The Best Camera You Own

Photography is more popular than ever due to the accessibility of cameras and the ease at which any interested person can achieve technical excellence.

On some level, everyone engages in or with photography each and every day. There are the day-to-day moments of our lives; times with family, the milestones of our accomplishments, and the moments when the beautiful things in life are revealed to us.

The camera makes it possible to record all of these moments and so much more. It only makes sense to use the best possible camera to capture these memories and adventures. That camera should be the best camera that you own.

You might be tempted to think this is a call to buy new SLR, but it isn’t.
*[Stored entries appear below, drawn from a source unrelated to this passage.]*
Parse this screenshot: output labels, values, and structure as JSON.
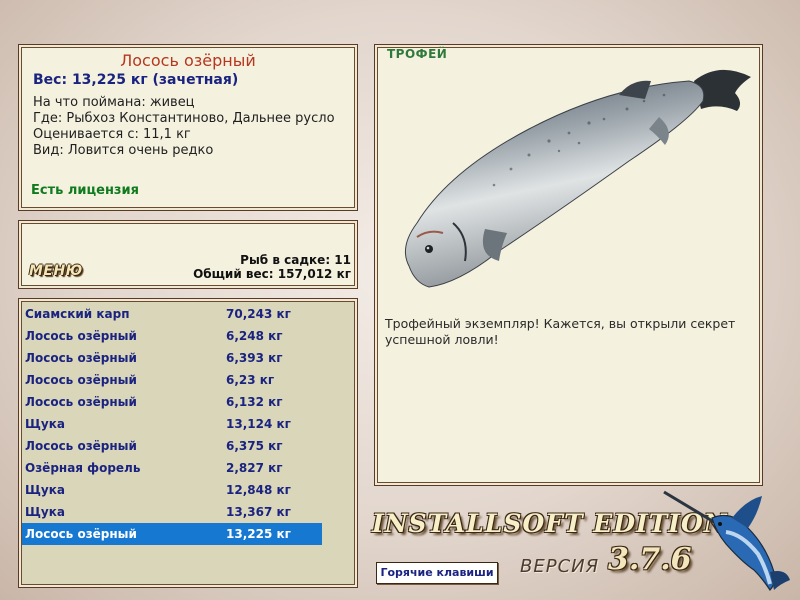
{
  "fish": {
    "name": "Лосось озёрный",
    "weight_line": "Вес: 13,225 кг (зачетная)",
    "details": [
      "На что поймана: живец",
      "Где: Рыбхоз Константиново, Дальнее русло",
      "Оценивается с: 11,1 кг",
      "Вид: Ловится очень редко"
    ],
    "license": "Есть лицензия"
  },
  "menu": {
    "label": "МЕНЮ"
  },
  "stats": {
    "count": "Рыб в садке: 11",
    "total_weight": "Общий вес: 157,012 кг"
  },
  "catch": [
    {
      "name": "Сиамский карп",
      "weight": "70,243 кг"
    },
    {
      "name": "Лосось озёрный",
      "weight": "6,248 кг"
    },
    {
      "name": "Лосось озёрный",
      "weight": "6,393 кг"
    },
    {
      "name": "Лосось озёрный",
      "weight": "6,23 кг"
    },
    {
      "name": "Лосось озёрный",
      "weight": "6,132 кг"
    },
    {
      "name": "Щука",
      "weight": "13,124 кг"
    },
    {
      "name": "Лосось озёрный",
      "weight": "6,375 кг"
    },
    {
      "name": "Озёрная форель",
      "weight": "2,827 кг"
    },
    {
      "name": "Щука",
      "weight": "12,848 кг"
    },
    {
      "name": "Щука",
      "weight": "13,367 кг"
    },
    {
      "name": "Лосось озёрный",
      "weight": "13,225 кг",
      "selected": true
    }
  ],
  "trophy": {
    "label": "ТРОФЕЙ",
    "text": "Трофейный экземпляр! Кажется, вы открыли секрет успешной ловли!"
  },
  "brand": {
    "edition": "INSTALLSOFT EDITION",
    "version_label": "ВЕРСИЯ",
    "version_number": "3.7.6"
  },
  "hotkeys": {
    "label": "Горячие клавиши"
  },
  "colors": {
    "title": "#b5371f",
    "weight": "#1a2380",
    "license": "#0f7a1e",
    "selection": "#1778d2",
    "trophy_label": "#2f7a3a"
  },
  "icons": [
    "salmon-image",
    "marlin-logo"
  ]
}
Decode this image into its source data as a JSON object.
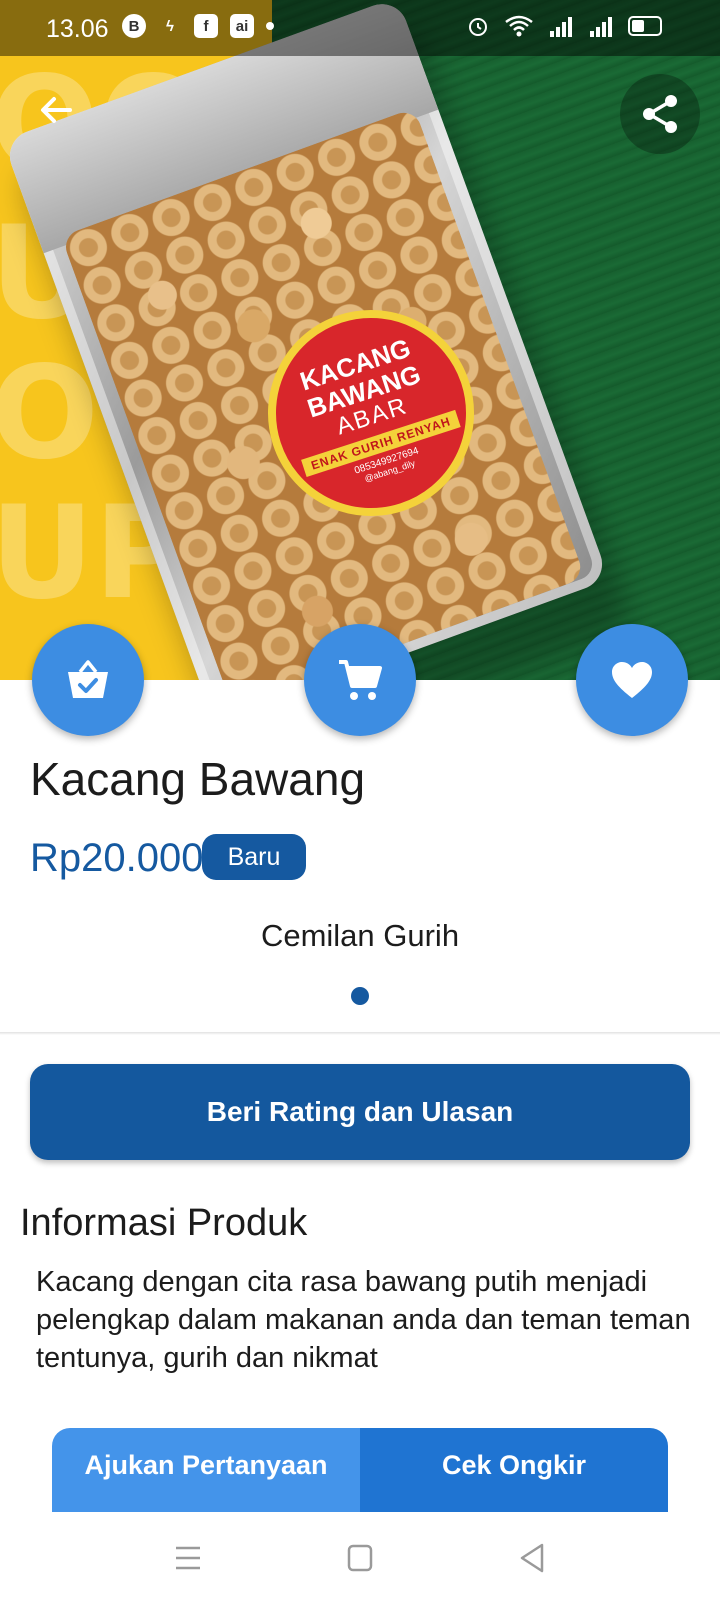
{
  "status_bar": {
    "time": "13.06",
    "left_icons": [
      "b-circle-icon",
      "messenger-icon",
      "facebook-icon",
      "ai-icon",
      "dot-icon"
    ],
    "right_icons": [
      "alarm-icon",
      "wifi-icon",
      "signal-icon",
      "signal-icon",
      "battery-icon"
    ]
  },
  "hero": {
    "background_words": [
      "OOD",
      "UPER",
      "OOD",
      "UPER"
    ],
    "package_label": {
      "line1": "KACANG",
      "line2": "BAWANG",
      "line3": "ABAR",
      "tagline": "ENAK GURIH RENYAH",
      "phone": "085349927694",
      "handle": "@abang_dily"
    },
    "colors": {
      "left_panel": "#f7c51d",
      "right_panel": "#17602f",
      "label": "#d8262b"
    }
  },
  "actions": {
    "back_icon": "arrow-left-icon",
    "share_icon": "share-icon",
    "fab_basket_icon": "basket-check-icon",
    "fab_cart_icon": "cart-icon",
    "fab_favorite_icon": "heart-icon"
  },
  "product": {
    "name": "Kacang Bawang",
    "price": "Rp20.000",
    "condition_badge": "Baru",
    "category": "Cemilan Gurih"
  },
  "rating_button": "Beri Rating dan Ulasan",
  "info": {
    "title": "Informasi Produk",
    "description": "Kacang dengan cita rasa bawang putih menjadi pelengkap dalam makanan anda dan teman teman tentunya, gurih dan nikmat"
  },
  "bottom_buttons": {
    "ask": "Ajukan Pertanyaan",
    "shipping": "Cek Ongkir"
  },
  "nav": {
    "menu_icon": "menu-icon",
    "home_icon": "square-home-icon",
    "back_icon": "triangle-back-icon"
  },
  "colors": {
    "primary": "#14589e",
    "fab": "#3d8de2",
    "ask_button": "#4494ea",
    "shipping_button": "#1f74d2"
  }
}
There is an old saying in photography that the best camera is the one you have with you. The truth of this is that millions of us all over the world carry what can be called the best camera in our pockets all day long; our mobile phones.

The best digital SLR is an amazing tool to capture images, boasting higher mega-pixel counts and the option of world-class lenses, even modern point-and-shoots are versatile and efficient with fantastic image quality. However, the best and most expensive gear is not going to do you much good if you don’t have it with you. Size and weight often mean that the more expensive gear stays at home in many circumstances.

Fortunately, the mobile phone camera has come a long way and manufacturers have realised just how important the mobile phone is not just as an accessory, but as a near necessity in today’s visually-oriented social world.

If you have purchased a new mobile any time in the last five years you have been witness to the leaps in technology that have made mobile phones a viable alternative to dedicated cameras. The increases in resolution, colour accuracy, and low-light capability (a major drawback in previous years) have been astounding to see. The mobile phone camera can now produce images that stand up to being printed, bound into books, and shared from person to person outside of the digital realm.

For a marked majority - those who take photographs but do not consider themselves photographers - the mobile phone camera is the best tool they have for image and memory making.

An ever-present visual journal was always a goal of photography going all the way back to when George Eastman and Henry A. Strong founded Kodak and popularised the use of cameras for everyday people.

They likely never imagined a world in which more photographs are probably produced on a daily basis than in any of the decades since photography’s invention.

So go on, don’t let another moment slip by wishing you had bigger and better. Make every moment a memory, with the best camera you own.